At the broadest level, how do international dose allocations look? From there, how does each country circulate its stock? In the U.S., that means to 64 jurisdictions, most of them states. Jurisdictions then distribute to health systems or nursing homes or whichever facilities top their list, and those places independently decide who moves to the front. And on and on down the line. Without digging too deep, it’s easy to see the monumental task at hand for those deciding how to spread out what is, at present, a scant resource.

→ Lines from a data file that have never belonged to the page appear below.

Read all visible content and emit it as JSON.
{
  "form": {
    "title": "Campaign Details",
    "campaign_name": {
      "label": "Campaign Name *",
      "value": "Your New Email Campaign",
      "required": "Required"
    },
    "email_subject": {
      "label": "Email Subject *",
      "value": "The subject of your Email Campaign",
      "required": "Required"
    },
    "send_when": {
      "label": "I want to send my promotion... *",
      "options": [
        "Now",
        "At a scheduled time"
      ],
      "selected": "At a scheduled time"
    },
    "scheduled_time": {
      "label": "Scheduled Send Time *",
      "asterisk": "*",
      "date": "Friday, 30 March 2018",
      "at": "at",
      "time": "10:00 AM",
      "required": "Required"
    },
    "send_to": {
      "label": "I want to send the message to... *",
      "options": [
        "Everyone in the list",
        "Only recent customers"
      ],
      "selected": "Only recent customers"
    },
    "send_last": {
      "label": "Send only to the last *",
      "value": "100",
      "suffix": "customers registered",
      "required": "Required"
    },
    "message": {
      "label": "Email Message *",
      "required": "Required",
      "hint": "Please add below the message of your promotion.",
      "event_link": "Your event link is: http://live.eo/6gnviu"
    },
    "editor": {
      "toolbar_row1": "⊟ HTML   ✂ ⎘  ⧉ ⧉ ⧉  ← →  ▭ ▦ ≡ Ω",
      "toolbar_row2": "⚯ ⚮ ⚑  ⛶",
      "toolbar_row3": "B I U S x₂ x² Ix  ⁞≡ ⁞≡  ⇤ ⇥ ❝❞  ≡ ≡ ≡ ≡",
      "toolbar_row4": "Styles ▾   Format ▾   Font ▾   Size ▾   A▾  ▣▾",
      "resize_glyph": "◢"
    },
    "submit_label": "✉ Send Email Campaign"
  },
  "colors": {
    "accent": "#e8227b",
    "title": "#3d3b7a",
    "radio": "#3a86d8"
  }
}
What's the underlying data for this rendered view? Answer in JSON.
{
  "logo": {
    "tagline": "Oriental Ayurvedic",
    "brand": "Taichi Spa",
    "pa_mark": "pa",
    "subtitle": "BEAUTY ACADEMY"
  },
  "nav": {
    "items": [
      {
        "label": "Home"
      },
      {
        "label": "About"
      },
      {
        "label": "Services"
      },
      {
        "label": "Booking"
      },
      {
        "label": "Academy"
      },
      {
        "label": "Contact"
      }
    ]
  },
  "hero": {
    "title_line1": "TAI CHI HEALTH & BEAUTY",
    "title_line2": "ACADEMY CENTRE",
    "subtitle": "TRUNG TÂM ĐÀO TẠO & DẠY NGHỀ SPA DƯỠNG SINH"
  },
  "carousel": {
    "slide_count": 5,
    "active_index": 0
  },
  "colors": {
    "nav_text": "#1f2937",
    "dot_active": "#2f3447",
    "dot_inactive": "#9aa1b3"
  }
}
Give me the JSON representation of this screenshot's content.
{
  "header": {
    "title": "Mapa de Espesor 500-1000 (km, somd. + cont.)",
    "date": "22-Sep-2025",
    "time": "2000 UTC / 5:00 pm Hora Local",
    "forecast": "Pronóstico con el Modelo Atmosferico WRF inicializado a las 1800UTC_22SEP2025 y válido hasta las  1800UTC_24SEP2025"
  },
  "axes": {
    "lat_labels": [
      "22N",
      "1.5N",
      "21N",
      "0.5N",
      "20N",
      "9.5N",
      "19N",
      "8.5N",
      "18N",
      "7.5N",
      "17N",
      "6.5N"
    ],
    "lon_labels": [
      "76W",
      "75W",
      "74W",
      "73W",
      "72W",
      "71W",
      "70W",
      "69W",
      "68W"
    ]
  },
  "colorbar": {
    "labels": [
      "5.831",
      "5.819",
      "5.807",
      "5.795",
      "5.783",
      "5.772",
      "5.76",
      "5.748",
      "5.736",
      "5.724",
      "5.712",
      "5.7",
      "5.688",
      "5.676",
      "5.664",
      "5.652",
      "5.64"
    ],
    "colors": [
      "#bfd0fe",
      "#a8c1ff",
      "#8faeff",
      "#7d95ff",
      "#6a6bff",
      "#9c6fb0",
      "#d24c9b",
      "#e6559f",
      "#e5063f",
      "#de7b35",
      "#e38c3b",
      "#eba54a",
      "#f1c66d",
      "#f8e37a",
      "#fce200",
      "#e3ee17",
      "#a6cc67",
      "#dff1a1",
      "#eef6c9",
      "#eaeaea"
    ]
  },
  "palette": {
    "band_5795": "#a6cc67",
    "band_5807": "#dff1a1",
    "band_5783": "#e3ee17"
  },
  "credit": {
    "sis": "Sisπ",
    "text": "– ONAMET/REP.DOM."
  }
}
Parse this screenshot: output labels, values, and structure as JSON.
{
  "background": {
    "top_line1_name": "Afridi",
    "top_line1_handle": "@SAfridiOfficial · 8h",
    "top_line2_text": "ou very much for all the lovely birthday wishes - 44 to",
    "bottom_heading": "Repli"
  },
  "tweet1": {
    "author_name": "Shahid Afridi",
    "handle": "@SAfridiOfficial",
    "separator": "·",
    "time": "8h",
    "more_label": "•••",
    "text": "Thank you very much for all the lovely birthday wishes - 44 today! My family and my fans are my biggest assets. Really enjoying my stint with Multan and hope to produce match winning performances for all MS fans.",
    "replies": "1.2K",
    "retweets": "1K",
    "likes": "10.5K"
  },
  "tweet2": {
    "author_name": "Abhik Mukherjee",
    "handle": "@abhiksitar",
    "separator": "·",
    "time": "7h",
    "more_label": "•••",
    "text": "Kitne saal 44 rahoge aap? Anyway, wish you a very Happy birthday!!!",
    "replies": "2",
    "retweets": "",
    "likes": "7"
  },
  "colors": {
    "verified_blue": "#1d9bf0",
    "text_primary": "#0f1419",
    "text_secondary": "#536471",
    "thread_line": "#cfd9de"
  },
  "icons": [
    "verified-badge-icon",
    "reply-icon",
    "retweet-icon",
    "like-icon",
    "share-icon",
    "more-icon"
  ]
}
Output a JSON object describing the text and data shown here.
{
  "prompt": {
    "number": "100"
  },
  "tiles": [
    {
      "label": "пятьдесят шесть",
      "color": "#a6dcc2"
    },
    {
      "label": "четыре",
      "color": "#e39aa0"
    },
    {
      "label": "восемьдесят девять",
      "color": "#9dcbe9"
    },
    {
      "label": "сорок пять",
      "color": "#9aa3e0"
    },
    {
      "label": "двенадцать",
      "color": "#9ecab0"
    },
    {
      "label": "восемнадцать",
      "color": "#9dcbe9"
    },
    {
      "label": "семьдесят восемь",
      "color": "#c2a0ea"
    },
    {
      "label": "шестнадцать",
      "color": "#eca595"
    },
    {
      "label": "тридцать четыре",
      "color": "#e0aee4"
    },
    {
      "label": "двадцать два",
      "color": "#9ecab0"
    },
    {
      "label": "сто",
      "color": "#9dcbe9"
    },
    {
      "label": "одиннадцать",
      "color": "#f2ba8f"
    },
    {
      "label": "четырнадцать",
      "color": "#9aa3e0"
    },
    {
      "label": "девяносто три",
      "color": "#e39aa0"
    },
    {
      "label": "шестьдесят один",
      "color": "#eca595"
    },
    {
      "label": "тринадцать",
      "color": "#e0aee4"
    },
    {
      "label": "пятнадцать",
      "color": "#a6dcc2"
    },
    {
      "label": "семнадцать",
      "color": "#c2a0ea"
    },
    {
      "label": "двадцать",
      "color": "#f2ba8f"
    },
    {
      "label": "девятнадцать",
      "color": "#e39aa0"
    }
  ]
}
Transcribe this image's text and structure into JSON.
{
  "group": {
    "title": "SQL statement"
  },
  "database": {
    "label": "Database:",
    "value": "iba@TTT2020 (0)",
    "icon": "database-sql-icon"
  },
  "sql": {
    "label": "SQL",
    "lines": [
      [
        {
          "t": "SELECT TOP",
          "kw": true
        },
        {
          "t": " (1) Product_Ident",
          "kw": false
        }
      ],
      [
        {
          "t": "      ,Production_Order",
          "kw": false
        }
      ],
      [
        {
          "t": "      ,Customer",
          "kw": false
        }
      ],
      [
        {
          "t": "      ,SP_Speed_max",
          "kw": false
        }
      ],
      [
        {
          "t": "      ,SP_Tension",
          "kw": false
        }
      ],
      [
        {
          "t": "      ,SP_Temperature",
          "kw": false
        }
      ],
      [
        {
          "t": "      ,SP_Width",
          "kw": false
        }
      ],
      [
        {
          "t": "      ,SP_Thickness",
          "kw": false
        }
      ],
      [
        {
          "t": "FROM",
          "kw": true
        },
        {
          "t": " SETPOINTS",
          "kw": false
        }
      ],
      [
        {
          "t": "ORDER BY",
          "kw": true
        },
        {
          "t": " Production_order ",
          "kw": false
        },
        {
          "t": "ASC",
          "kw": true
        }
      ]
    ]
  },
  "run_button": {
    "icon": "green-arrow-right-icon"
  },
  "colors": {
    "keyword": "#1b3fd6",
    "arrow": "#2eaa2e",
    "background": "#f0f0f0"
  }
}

As of this writing, COVAX, an initiative jointly run by the World Health Organization (WHO) and several other global organizations, recommended proportional allocation to start, meaning each of more than 180 participating countries—which does not currently include the U.S.—would get vaccine doses for 3% of its population, prioritizing essential health workers. In the U.S. in early December, the Advisory Committee on Immunization Practices (ACIP) of the Centers for Disease Control and Prevention (CDC) published a “final” framework that also put health care workers first but did not account for elderly populations in the same way previous versions had.